Pour Jean-Christophe Lagarde, "le droit d'asile, c'est fait pour Aylan, pas pour Leonarda"

Publié à 10h23, le 24 septembre 2016 , Modifié à 10h32, le 24 septembre 2016

Pour Jean-Christophe Lagarde, "le droit d'asile, c'est fait pour Aylan, pas pour Leonarda"
Jean-Christophe Lagarde © PATRICK KOVARIK / AFP

Laurent Wauquiez est en panique totale : le président de la région Auvergne-Rhône-Alpes / président par intérim de Les Républicains / député de Haute-Loire a lancé une pétition pour s'opposer au plan de Bernard Cazeneuve visant à répartir temporairement les migrants de la "jungle" de Calais sur le territoire français.
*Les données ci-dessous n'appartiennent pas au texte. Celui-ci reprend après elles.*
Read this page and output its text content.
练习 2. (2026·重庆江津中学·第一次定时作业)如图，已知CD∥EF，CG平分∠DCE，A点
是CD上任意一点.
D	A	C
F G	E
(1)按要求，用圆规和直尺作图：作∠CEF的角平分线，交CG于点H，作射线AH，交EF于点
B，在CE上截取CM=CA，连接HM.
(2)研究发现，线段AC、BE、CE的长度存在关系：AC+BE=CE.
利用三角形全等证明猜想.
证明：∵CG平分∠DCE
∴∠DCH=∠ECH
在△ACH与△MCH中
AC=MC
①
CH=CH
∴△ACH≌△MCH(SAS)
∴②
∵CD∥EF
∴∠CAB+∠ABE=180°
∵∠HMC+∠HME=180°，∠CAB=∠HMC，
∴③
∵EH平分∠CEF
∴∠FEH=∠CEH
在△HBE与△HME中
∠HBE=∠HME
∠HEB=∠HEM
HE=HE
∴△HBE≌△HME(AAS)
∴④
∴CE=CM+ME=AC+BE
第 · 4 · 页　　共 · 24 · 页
Une initiative qui lui vaut de nombreuses critiques, y compris venues de son propre camp. "Des militants sont venus me voir ce week-end en me disant : 'On ne comprend pas bien, c'est quoi la différence entre la pétition de M. Wauquiez et l'association lancée par M. Briois [vice-président du FN, NDLR] ?'. Eh bien j'étais mal à l'aise, parce que je n'ai pas su bien leur répondre", a ainsi expliqué Xavier Bertrand, président LR des Hauts-de-France.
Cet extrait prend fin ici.